With the money he earned from his work with Edison on the telephone, Watson would found the Fore River Ship and Engine Company a shipbuilding company which he would sell to the Bethlehem Steel Company after World War II. He also wrote and staged numerous plays, drawing chiefly from the works of Charles Dickens.
December 11
Do you ever get bored? I do. A lot! Boredom can be oppressive at times, if you let it. However, there is a bright side to boredom, though at times it can be extremely difficult to find that aspect of it. There is a small, unassuming crater on the Moon that is called the Cannon Crater. This crater was named after Annie Jump Cannon who was born on the 11th in 1863 in Dover, Delaware. While attending school at Wellesley College in Massachusetts she caught scarlet fever during one particularly harsh winter. The effects of this illness left Cannon almost completely deaf.
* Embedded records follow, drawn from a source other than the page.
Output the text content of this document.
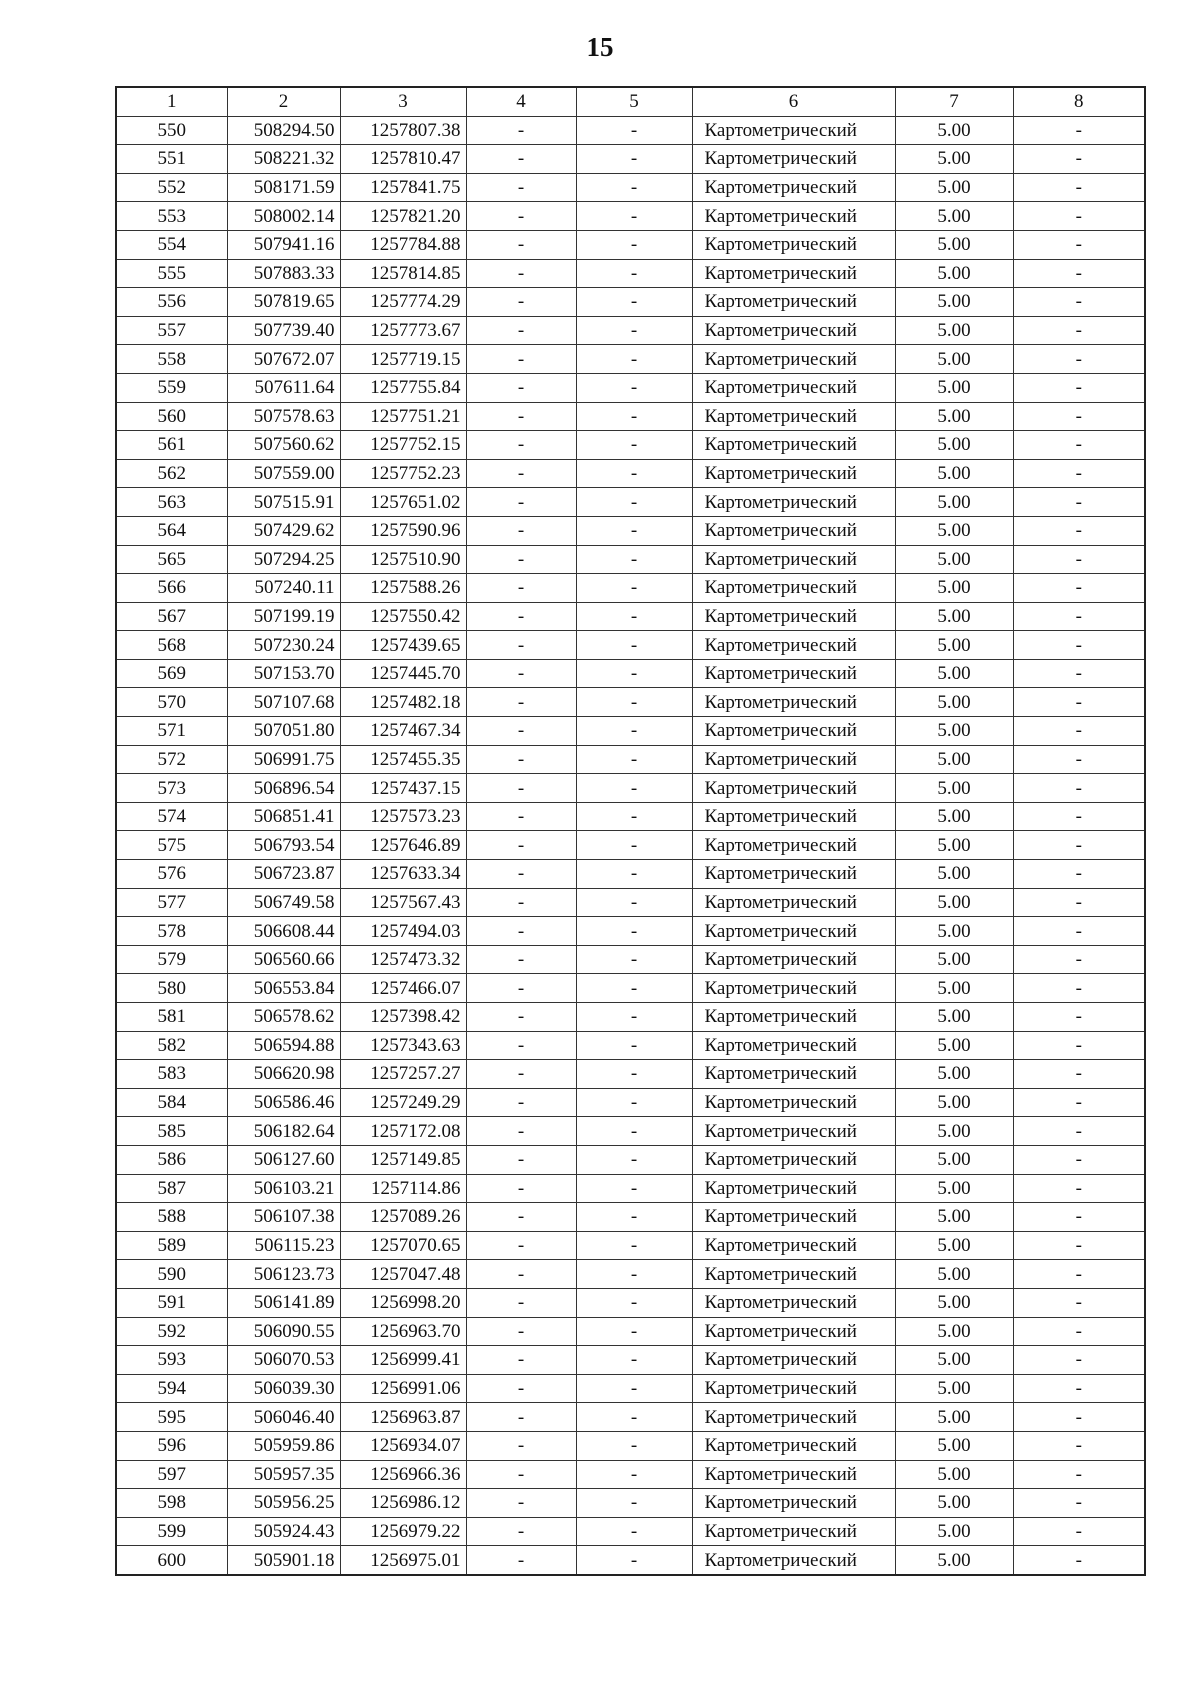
15
1	2	3	4	5	6	7	8
550	508294.50	1257807.38	-	-	Картометрический	5.00	-
551	508221.32	1257810.47	-	-	Картометрический	5.00	-
552	508171.59	1257841.75	-	-	Картометрический	5.00	-
553	508002.14	1257821.20	-	-	Картометрический	5.00	-
554	507941.16	1257784.88	-	-	Картометрический	5.00	-
555	507883.33	1257814.85	-	-	Картометрический	5.00	-
556	507819.65	1257774.29	-	-	Картометрический	5.00	-
557	507739.40	1257773.67	-	-	Картометрический	5.00	-
558	507672.07	1257719.15	-	-	Картометрический	5.00	-
559	507611.64	1257755.84	-	-	Картометрический	5.00	-
560	507578.63	1257751.21	-	-	Картометрический	5.00	-
561	507560.62	1257752.15	-	-	Картометрический	5.00	-
562	507559.00	1257752.23	-	-	Картометрический	5.00	-
563	507515.91	1257651.02	-	-	Картометрический	5.00	-
564	507429.62	1257590.96	-	-	Картометрический	5.00	-
565	507294.25	1257510.90	-	-	Картометрический	5.00	-
566	507240.11	1257588.26	-	-	Картометрический	5.00	-
567	507199.19	1257550.42	-	-	Картометрический	5.00	-
568	507230.24	1257439.65	-	-	Картометрический	5.00	-
569	507153.70	1257445.70	-	-	Картометрический	5.00	-
570	507107.68	1257482.18	-	-	Картометрический	5.00	-
571	507051.80	1257467.34	-	-	Картометрический	5.00	-
572	506991.75	1257455.35	-	-	Картометрический	5.00	-
573	506896.54	1257437.15	-	-	Картометрический	5.00	-
574	506851.41	1257573.23	-	-	Картометрический	5.00	-
575	506793.54	1257646.89	-	-	Картометрический	5.00	-
576	506723.87	1257633.34	-	-	Картометрический	5.00	-
577	506749.58	1257567.43	-	-	Картометрический	5.00	-
578	506608.44	1257494.03	-	-	Картометрический	5.00	-
579	506560.66	1257473.32	-	-	Картометрический	5.00	-
580	506553.84	1257466.07	-	-	Картометрический	5.00	-
581	506578.62	1257398.42	-	-	Картометрический	5.00	-
582	506594.88	1257343.63	-	-	Картометрический	5.00	-
583	506620.98	1257257.27	-	-	Картометрический	5.00	-
584	506586.46	1257249.29	-	-	Картометрический	5.00	-
585	506182.64	1257172.08	-	-	Картометрический	5.00	-
586	506127.60	1257149.85	-	-	Картометрический	5.00	-
587	506103.21	1257114.86	-	-	Картометрический	5.00	-
588	506107.38	1257089.26	-	-	Картометрический	5.00	-
589	506115.23	1257070.65	-	-	Картометрический	5.00	-
590	506123.73	1257047.48	-	-	Картометрический	5.00	-
591	506141.89	1256998.20	-	-	Картометрический	5.00	-
592	506090.55	1256963.70	-	-	Картометрический	5.00	-
593	506070.53	1256999.41	-	-	Картометрический	5.00	-
594	506039.30	1256991.06	-	-	Картометрический	5.00	-
595	506046.40	1256963.87	-	-	Картометрический	5.00	-
596	505959.86	1256934.07	-	-	Картометрический	5.00	-
597	505957.35	1256966.36	-	-	Картометрический	5.00	-
598	505956.25	1256986.12	-	-	Картометрический	5.00	-
599	505924.43	1256979.22	-	-	Картометрический	5.00	-
600	505901.18	1256975.01	-	-	Картометрический	5.00	-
Upon graduating in 1884, with a degree in physics, she returned home to Delaware. She found herself adrift socially and personally because she was virtually without hearing, and was older and better educated than the other women she encountered in Dover. She became both bored and restless. In 1893, Cannon wrote to one of her professors at Wellesley, to find out if there were any openings at the school. The result of this letter, written out of sheer boredom, was that Sarah Frances Whiting, a professor of physics and astronomy hired Cannon to be her assistant. The position allowed her to pursue graduate courses and Whiting nudged her into studying spectroscopy and photography. As it developed these were areas for which Annie was particularly well suited. During her career, Annie would discover 300 variable stars, 5 novae and a binary star. In 1925, Oxford University in England awarded her an honorary doctorate, making her the first woman ever accorded such an honor.
December 10
Traffic lights are so common as to be boring. They have always been around and most people do not consider them a big deal. Certainly, I don’t. I had always assumed that these lights started appearing at roughly the same time that cars began appearing – the early 20th century. That wasn’t the case, however. The very first traffic light began operation on the 10th in 1868, when J. P. Knight installed a gas-powered, manually operated, traffic light outside the British Houses of Parliament in London, England.
On January 2, 1869, the traffic light exploded gravely injuring the police constable operating it.
Sunday, December 09, 2007
December 9
Ever since the advent of printing presses with movable type in the 15th century, newspapers have been offered to the reading public. Not newspapers as we know them today. It would be a bit more accurate to say that since the introduction of these presses in the middle of the 1400s papers featuring news have been offered to the literate members of many communities. These were broadsheets with no fixed schedule of publication and circulation was limited for the most part to bulletin boards, walls of taverns and other locations where a sheet of paper could be tacked up. It was inevitable that the idea of publishing a proper newspaper would eventually strike someone. I mean, they had all these words just lying around cluttering things up and somebody had to come up with some way to get rid of at least some of them. On the 9th in 1793, Noah Webster began publication of the American Minerva, the City of New York’s first daily newspaper.
Webster would achieve lasting fame on January 15, 1806 when he published his book “A Compendious Dictionary of the English Language” which remains in print today as Webster’s Unabridged Dictionary.